3. The method for ICU disease progression prediction based on dynamic physiological indicators according to claim 1, wherein the data cleansing comprises the steps of:

Acquiring dynamic physiological index characteristics selected manually;

4. The method for predicting ICU disease progression based on dynamic physiological indicators according to claim 1, wherein preprocessing the initial data to obtain training data comprises:

5. The method for ICU disease progression prediction based on dynamic physiological indicators according to claim 4, wherein the digitizing process comprises: the discrete initial data is thermally encoded one-time.

6. The method of dynamic physiological index based ICU disease progression prediction according to claim 1, wherein the base model comprises ：AdaBoost Classifier、Bagging Classifier、RandomForest Classifier、ExtraTrees Classifier、GradientBoosting Classifier、LightGBM Classifier、CatBoost Classifier and XGBoost Classifier.

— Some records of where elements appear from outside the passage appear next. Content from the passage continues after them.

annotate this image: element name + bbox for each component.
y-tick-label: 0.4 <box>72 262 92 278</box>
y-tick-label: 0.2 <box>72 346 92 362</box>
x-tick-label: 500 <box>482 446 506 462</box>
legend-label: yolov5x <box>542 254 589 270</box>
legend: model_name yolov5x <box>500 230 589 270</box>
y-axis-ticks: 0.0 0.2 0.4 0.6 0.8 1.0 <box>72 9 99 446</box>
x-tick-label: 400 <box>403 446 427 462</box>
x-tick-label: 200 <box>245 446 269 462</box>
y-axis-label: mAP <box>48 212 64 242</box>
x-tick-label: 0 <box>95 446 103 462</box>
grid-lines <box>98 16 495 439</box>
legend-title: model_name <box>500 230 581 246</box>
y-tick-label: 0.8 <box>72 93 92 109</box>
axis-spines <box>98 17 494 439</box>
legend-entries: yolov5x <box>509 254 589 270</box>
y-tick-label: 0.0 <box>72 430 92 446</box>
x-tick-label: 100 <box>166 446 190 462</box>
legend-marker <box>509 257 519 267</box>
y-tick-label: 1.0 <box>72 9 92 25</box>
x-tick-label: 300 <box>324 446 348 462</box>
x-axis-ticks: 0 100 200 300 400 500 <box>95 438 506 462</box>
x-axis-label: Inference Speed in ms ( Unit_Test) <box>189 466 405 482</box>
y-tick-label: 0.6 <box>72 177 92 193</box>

7. The method for ICU disease progression prediction based on dynamic physiological indicators according to claim 1, wherein the raw signature information comprises survival or death.

8. An ICU disease progression prediction system based on dynamic physiological indicators, comprising:

9. A computer readable storage medium having stored thereon a computer program, wherein the computer program when executed by a processor implements the dynamic physiological indicator based ICU disease progression prediction method of any one of claims 1 to 7.

10. A storage device comprising a storage medium storing a computer program and a processor, wherein the processor, when executing the computer program, implements the dynamic physiological index based ICU disease progression prediction method of any one of claims 1 to 7.